Between Warhol and Beuys, emblems of American and European creativity, respectively, there was 'the ceremonial aura of two rival popes meeting in Avignon', wrote David Galloway, American author, curator, journalist and academic, in the magazine «Art in America» in July 1988. Despite appearances, their first contact was nothing more than the beginning of a long series of exchanges which, over the years, gave birth to a friendship based on creative dialogue and the desire to push beyond the limits of conventional imagination. 
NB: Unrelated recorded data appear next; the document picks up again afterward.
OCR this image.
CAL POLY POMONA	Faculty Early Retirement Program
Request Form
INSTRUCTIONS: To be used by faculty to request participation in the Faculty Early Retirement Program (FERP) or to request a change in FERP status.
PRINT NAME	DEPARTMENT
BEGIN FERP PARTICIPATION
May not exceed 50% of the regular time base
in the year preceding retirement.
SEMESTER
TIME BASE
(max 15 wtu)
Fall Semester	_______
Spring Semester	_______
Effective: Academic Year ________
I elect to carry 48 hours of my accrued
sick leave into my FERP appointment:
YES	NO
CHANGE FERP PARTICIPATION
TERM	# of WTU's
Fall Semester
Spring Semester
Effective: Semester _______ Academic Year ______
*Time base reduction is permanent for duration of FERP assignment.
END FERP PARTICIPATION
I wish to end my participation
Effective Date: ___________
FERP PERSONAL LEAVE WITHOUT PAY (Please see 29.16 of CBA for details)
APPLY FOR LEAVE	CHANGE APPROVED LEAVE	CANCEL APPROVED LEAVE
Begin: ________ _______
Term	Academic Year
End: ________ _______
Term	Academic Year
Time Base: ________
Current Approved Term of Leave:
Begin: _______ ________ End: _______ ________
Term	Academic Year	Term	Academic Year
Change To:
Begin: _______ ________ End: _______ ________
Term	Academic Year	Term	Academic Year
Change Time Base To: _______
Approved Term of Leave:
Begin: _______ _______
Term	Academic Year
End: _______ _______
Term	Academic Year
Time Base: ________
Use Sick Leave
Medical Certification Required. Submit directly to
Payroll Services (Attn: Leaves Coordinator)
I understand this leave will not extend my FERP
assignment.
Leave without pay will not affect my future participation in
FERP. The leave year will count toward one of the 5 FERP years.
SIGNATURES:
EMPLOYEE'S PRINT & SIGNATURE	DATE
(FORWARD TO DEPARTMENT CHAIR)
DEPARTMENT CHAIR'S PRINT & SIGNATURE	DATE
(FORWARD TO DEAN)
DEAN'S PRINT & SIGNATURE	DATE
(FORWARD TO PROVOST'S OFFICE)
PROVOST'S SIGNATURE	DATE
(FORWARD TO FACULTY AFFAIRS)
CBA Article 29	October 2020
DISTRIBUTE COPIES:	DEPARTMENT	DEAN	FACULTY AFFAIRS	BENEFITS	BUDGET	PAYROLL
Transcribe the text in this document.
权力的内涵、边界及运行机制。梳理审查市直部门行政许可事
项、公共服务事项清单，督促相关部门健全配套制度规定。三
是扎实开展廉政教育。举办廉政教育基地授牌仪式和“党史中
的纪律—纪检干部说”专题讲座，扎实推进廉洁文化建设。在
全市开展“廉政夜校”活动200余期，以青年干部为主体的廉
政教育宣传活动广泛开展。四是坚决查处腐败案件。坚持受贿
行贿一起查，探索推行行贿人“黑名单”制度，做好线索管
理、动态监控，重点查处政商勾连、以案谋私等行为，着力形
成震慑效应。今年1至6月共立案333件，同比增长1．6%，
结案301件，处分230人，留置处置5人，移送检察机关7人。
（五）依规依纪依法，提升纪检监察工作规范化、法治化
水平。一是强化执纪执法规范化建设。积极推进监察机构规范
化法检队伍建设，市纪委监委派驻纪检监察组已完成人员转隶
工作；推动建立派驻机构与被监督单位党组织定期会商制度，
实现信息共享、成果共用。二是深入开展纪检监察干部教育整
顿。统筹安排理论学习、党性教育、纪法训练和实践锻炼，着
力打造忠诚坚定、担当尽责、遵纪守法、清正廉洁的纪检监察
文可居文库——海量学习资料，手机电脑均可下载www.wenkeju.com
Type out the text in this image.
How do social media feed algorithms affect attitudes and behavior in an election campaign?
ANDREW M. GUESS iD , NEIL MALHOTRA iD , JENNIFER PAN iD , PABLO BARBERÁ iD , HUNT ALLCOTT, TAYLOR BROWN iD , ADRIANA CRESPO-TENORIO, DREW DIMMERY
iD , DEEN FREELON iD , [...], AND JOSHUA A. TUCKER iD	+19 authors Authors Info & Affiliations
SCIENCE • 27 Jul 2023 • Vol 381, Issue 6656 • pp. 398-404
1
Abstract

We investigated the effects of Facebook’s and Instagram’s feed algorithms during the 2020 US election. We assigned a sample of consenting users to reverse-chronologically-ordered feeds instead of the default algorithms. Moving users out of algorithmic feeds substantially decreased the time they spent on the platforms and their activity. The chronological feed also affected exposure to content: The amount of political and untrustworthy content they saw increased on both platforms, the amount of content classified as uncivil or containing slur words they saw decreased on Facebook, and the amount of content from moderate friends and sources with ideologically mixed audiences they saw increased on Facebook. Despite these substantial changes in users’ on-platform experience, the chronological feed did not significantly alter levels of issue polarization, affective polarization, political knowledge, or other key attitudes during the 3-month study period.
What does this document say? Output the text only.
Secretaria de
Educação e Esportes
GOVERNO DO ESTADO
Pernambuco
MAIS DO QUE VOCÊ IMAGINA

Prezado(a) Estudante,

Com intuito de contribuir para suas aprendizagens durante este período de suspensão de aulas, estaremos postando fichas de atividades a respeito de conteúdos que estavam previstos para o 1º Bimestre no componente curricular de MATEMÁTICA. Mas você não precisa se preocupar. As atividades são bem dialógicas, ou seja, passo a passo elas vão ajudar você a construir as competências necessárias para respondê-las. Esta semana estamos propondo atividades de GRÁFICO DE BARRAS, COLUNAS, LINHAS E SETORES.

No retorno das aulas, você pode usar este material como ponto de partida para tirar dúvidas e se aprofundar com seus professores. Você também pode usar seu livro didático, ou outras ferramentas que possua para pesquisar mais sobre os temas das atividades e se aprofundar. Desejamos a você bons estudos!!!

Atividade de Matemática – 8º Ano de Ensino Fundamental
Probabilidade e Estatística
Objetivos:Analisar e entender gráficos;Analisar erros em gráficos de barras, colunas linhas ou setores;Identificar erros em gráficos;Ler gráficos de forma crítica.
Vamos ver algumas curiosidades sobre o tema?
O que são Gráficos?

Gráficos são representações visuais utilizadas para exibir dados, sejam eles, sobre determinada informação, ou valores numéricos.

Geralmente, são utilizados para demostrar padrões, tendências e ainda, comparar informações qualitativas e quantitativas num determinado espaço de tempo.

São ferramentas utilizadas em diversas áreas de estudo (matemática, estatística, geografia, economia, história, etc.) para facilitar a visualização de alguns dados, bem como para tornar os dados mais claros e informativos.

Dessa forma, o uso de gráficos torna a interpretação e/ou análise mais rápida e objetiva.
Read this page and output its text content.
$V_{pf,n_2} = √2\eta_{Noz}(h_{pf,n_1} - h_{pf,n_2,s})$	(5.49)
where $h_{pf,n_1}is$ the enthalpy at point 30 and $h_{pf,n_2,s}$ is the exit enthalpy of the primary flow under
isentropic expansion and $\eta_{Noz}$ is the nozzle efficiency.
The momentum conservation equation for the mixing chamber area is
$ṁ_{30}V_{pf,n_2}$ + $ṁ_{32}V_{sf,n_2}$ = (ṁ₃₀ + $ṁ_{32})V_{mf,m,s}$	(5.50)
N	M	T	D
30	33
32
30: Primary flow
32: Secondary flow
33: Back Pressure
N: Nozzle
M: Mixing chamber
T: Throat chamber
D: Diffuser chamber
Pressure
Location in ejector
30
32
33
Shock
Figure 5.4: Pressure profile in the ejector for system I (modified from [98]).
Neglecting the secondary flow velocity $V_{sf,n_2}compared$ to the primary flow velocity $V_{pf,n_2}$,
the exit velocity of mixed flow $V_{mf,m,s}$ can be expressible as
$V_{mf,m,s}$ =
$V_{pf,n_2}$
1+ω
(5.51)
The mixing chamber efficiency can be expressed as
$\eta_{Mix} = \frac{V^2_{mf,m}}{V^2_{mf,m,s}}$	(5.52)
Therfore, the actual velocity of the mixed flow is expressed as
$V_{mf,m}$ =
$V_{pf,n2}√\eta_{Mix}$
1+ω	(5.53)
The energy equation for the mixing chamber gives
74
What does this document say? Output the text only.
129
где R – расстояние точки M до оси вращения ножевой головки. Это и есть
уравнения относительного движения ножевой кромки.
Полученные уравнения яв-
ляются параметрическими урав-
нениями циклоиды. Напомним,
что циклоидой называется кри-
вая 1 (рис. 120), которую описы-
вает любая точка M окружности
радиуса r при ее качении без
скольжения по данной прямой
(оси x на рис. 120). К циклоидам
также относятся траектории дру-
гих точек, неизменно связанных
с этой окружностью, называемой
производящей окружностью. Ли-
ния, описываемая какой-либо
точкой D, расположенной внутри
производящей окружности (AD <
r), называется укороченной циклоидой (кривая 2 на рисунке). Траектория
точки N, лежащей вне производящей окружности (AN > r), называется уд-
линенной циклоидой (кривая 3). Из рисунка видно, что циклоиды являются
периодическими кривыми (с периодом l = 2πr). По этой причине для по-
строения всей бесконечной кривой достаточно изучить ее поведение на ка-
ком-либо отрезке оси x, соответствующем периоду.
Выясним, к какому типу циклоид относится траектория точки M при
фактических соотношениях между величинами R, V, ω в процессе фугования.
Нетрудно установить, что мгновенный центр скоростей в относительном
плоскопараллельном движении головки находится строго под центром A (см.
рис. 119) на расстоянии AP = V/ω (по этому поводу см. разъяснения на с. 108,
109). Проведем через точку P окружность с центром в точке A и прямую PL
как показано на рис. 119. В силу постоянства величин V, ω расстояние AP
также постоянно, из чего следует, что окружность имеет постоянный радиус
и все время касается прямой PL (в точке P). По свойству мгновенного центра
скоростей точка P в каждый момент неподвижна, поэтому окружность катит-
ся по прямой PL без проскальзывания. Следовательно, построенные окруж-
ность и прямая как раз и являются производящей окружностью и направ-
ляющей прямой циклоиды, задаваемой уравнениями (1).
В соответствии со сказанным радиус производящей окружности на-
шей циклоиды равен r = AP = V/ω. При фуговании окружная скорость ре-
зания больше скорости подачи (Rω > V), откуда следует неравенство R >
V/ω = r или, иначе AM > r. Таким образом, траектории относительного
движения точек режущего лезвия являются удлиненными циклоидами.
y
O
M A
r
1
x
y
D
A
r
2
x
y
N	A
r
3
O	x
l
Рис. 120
On the 30th October of the same year, Beuys was already invited to go to Warhol's famous Factory, then located a few steps from Union Square Park, to allow the Pittsburgh-born painter, artist and director to paint him to celebrate his retrospective at the Guggenheim in New York. Armed with his "Big Shot" Polaroid, Warhol took one of his most iconic photographs ever, immortalizing Beuys with his felt hat and waistcoat in an image that perfectly captures his energetic and curious personality. Precisely starting from that portrait, between 1980 and 1986, Warhol himself developed a collection of silk-screened prints, now at the center of a new exhibition at the London headquarters of Thaddaeus Ropac.

Open to the public until the 9 February 2024, Andy Warhol: The Joseph Beuys Portraits exhibition represents a more than unique opportunity to closely observe this body of work in a showcase inspired by their creator. Despite being housed within the permanent collections of some of the most important institutions in the world, from the MoMA in New York and the Philadelphia Museum of Art to the Tate in London, and having previously been exhibited at the Galleria Lucio Amelio in Naples, the Galerie Klüser in Munich and the Center for Contemporary Art in Geneva, from 1980 to today, this series of portraits has never been the focus of a retrospective dedicated to Warhol's counter-current talent. 

A tribute to his ability to exponentially multiply the fruits of his innovative eye, thanks to which he started large-scale reproduction in the artistic field, these portraits take us into the heart of his process: 'With silk-screen printing', Warhol said, 'you take a photograph, enlarge it, transfer it with glue onto silk and then roll some ink on it in such a way that it passes through the silk but not the glue. By doing this the same image will be slightly different each time'. According to Beuys, Warhol was 'a sort of ghost, endowed with spirituality'. Thus, leveraging his ability to see beyond the physical features of his subjects, Warhol conquered the world with portraits that lend faith to the countless variations of the human being.

'Perhaps this tabula rasa that Andy Warhol aspires to in his portraits, Beuys hypothesized, this emptiness and cleanliness of every traditional signature is precisely what allows the entry of radically different perspectives'It is enough to look at the evergreen essence of Warhol's cultural legacy to realize how long the German artist saw it.